Bhutan has not reported any positive Covid-19 cases from the community for 45 straight days. The last positive case from the community was reported on August 14: an individual from Gomtu, Samtse.
A member of the technical advisory group (TAG) for Covid-19, Dr Tshokey said that with the exception of a few countries, globally, the overall number of Covid-19 cases is gradually dropping. At the same time, he said, the vaccination coverage is increasing.
According to the World Health Organisation (WHO), as of yesterday, more than 231 million (M) confirmed cases of Covid-19 were reported, including 4.74M deaths. As of September 22, 5.874 billion (B) doses of vaccines have been administered globally.

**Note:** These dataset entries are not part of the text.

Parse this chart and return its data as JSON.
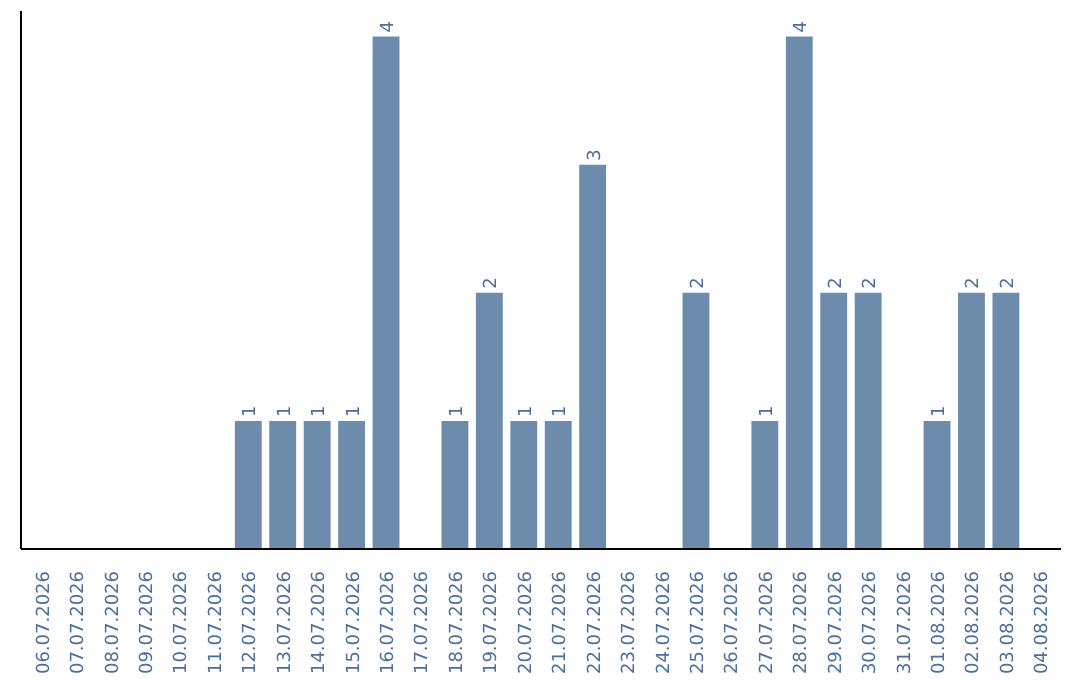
{
  "chart_data": {
    "type": "bar",
    "categories": [
      "06.07.2026",
      "07.07.2026",
      "08.07.2026",
      "09.07.2026",
      "10.07.2026",
      "11.07.2026",
      "12.07.2026",
      "13.07.2026",
      "14.07.2026",
      "15.07.2026",
      "16.07.2026",
      "17.07.2026",
      "18.07.2026",
      "19.07.2026",
      "20.07.2026",
      "21.07.2026",
      "22.07.2026",
      "23.07.2026",
      "24.07.2026",
      "25.07.2026",
      "26.07.2026",
      "27.07.2026",
      "28.07.2026",
      "29.07.2026",
      "30.07.2026",
      "31.07.2026",
      "01.08.2026",
      "02.08.2026",
      "03.08.2026",
      "04.08.2026"
    ],
    "values": [
      0,
      0,
      0,
      0,
      0,
      0,
      1,
      1,
      1,
      1,
      4,
      0,
      1,
      2,
      1,
      1,
      3,
      0,
      0,
      2,
      0,
      1,
      4,
      2,
      2,
      0,
      1,
      2,
      2,
      0
    ],
    "value_labels": [
      null,
      null,
      null,
      null,
      null,
      null,
      "1",
      "1",
      "1",
      "1",
      "4",
      null,
      "1",
      "2",
      "1",
      "1",
      "3",
      null,
      null,
      "2",
      null,
      "1",
      "4",
      "2",
      "2",
      null,
      "1",
      "2",
      "2",
      null
    ],
    "color": "#6d8cab",
    "grid": false,
    "tick_labels": "x"
  }
}
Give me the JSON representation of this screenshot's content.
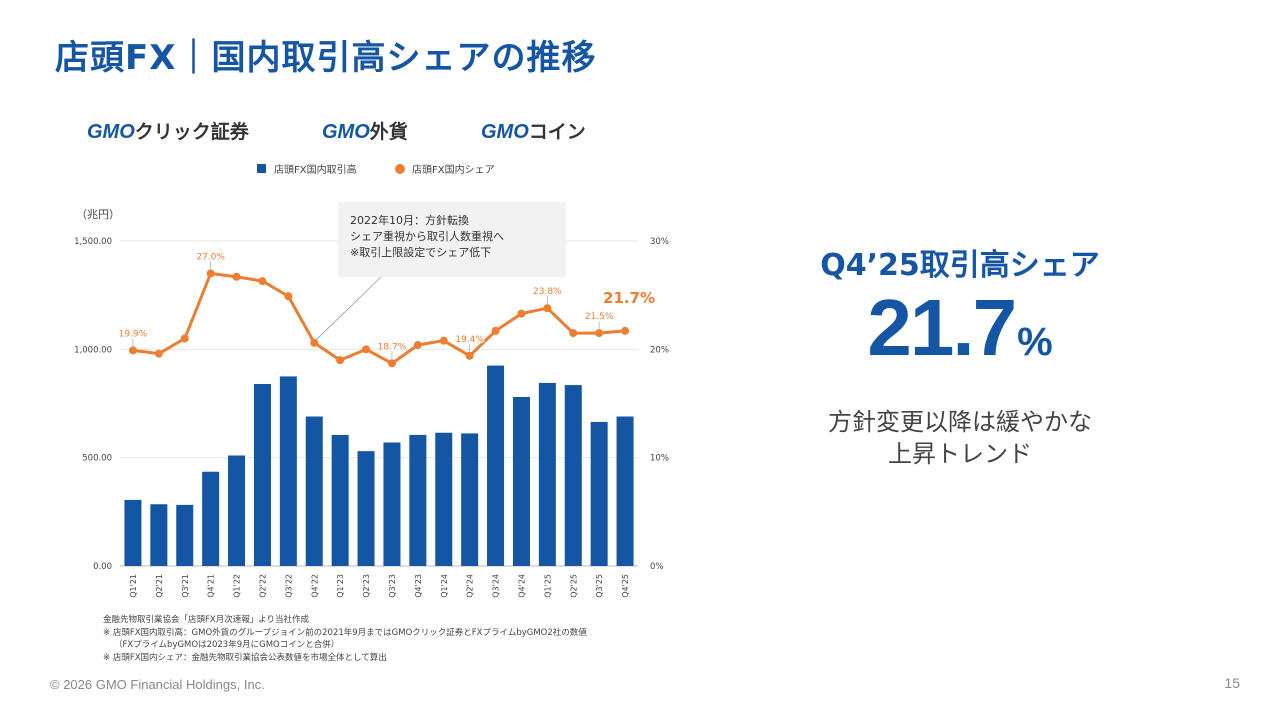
{
  "page": {
    "title": "店頭FX｜国内取引高シェアの推移",
    "copyright": "© 2026 GMO Financial Holdings, Inc.",
    "page_number": "15"
  },
  "brands": [
    {
      "prefix": "GMO",
      "suffix": "クリック証券"
    },
    {
      "prefix": "GMO",
      "suffix": "外貨"
    },
    {
      "prefix": "GMO",
      "suffix": "コイン"
    }
  ],
  "side": {
    "title": "Q4’25取引高シェア",
    "value": "21.7",
    "unit": "%",
    "desc_line1": "方針変更以降は緩やかな",
    "desc_line2": "上昇トレンド"
  },
  "footnotes": [
    "金融先物取引業協会「店頭FX月次速報」より当社作成",
    "※ 店頭FX国内取引高：GMO外貨のグループジョイン前の2021年9月まではGMOクリック証券とFXプライムbyGMO2社の数値",
    "（FXプライムbyGMOは2023年9月にGMOコインと合併）",
    "※ 店頭FX国内シェア：金融先物取引業協会公表数値を市場全体として算出"
  ],
  "colors": {
    "bar": "#1455a4",
    "line": "#ed7d31",
    "title": "#1455a4",
    "red": "#e8151b"
  },
  "chart_data": {
    "type": "bar+line",
    "categories": [
      "Q1'21",
      "Q2'21",
      "Q3'21",
      "Q4'21",
      "Q1'22",
      "Q2'22",
      "Q3'22",
      "Q4'22",
      "Q1'23",
      "Q2'23",
      "Q3'23",
      "Q4'23",
      "Q1'24",
      "Q2'24",
      "Q3'24",
      "Q4'24",
      "Q1'25",
      "Q2'25",
      "Q3'25",
      "Q4'25"
    ],
    "series": [
      {
        "name": "店頭FX国内取引高",
        "axis": "left",
        "kind": "bar",
        "values": [
          305,
          285,
          282,
          435,
          510,
          840,
          875,
          690,
          605,
          530,
          570,
          605,
          615,
          612,
          925,
          780,
          845,
          835,
          665,
          690
        ]
      },
      {
        "name": "店頭FX国内シェア",
        "axis": "right",
        "kind": "line",
        "values": [
          19.9,
          19.6,
          21.0,
          27.0,
          26.7,
          26.3,
          24.9,
          20.6,
          19.0,
          20.0,
          18.7,
          20.4,
          20.8,
          19.4,
          21.7,
          23.3,
          23.8,
          21.5,
          21.5,
          21.7
        ]
      }
    ],
    "point_labels": [
      {
        "index": 0,
        "text": "19.9%"
      },
      {
        "index": 3,
        "text": "27.0%"
      },
      {
        "index": 10,
        "text": "18.7%"
      },
      {
        "index": 13,
        "text": "19.4%"
      },
      {
        "index": 16,
        "text": "23.8%"
      },
      {
        "index": 18,
        "text": "21.5%"
      },
      {
        "index": 19,
        "text": "21.7%",
        "highlight": true
      }
    ],
    "left_axis": {
      "label": "（兆円）",
      "ticks": [
        "0.00",
        "500.00",
        "1,000.00",
        "1,500.00"
      ],
      "range": [
        0,
        1500
      ]
    },
    "right_axis": {
      "ticks": [
        "0%",
        "10%",
        "20%",
        "30%"
      ],
      "range": [
        0,
        30
      ]
    },
    "annotation": {
      "index": 7,
      "lines": [
        "2022年10月：方針転換",
        "シェア重視から取引人数重視へ",
        "※取引上限設定でシェア低下"
      ]
    },
    "legend": [
      "店頭FX国内取引高",
      "店頭FX国内シェア"
    ],
    "legend_position": "top"
  }
}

Dr Tshokey said that since the detection of the highly contagious Delta variant of the SARS-CoV-2 virus in December last year, there have been no other variants of that level of concern detected that could pose a new major threat to humanity. “However, there are some variants of interest that are still under WHO’s observation.”
He said: “It’s been a while since we have had to face some potentially dangerous variants of the virus like the Delta variant. Also, because the number of new cases is on the decline, these are some good signs in these difficult times.”
However, he added that there were still a few countries where the rate of daily new cases is still on the rise. “These countries also have very poor vaccine coverage and are struggling to contain the outbreaks,” he said, adding that as the transmission of the virus escalates in these countries, the risk of potentially dangerous variants like the Delta developing was very likely. “If a new variant of concern should emerge, it would be from one of these countries. So no one is safe until everyone is safe.”
The clinical microbiologist said that the Covid-19 situation in India has also been improving compared to its situation at the beginning of the year.
According to a WHO report, there has been a gradual decline in the number of new cases in India. In the past week (September 15-21), as compared to the previous week (September 8-14), there was a seven percent drop in the number of new cases in India.
However, some of the experts are already warning of an ‘imminent’ third wave of the pandemic in the Indian subcontinent sometime next month. Observers say, given the unpredictable nature of the SARS-CoV-2 virus and the relaxations that have come about in India, a third wave is inevitable.
“A surge in cases in India has a direct impact on Bhutan. One of the longest outbreaks in the country earlier this year was a direct result of the second wave in India,” said a health official.
A worrying trend
Dr Tshokey said that despite the positive situation of having no community cases for more than six weeks, there is a ‘worrying trend’ growing in the country, especially in Thimphu. “People are seen without face masks in town, or wearing them inappropriately, and the frequency and size of social gatherings have also increased. This is a big concern.”
He said that although the government has not made any major revisions to the existing Covid-19 protocols, a general sense of complacency had already settled on the capital. “People coming from places like Mongar and Zhemgang to Thimphu complain about how relaxed people in the capital have become.”
He added: “The protocols are there and the government and taskforce can do only so much. But this is a very worrying trend we are seeing in Thimphu today.”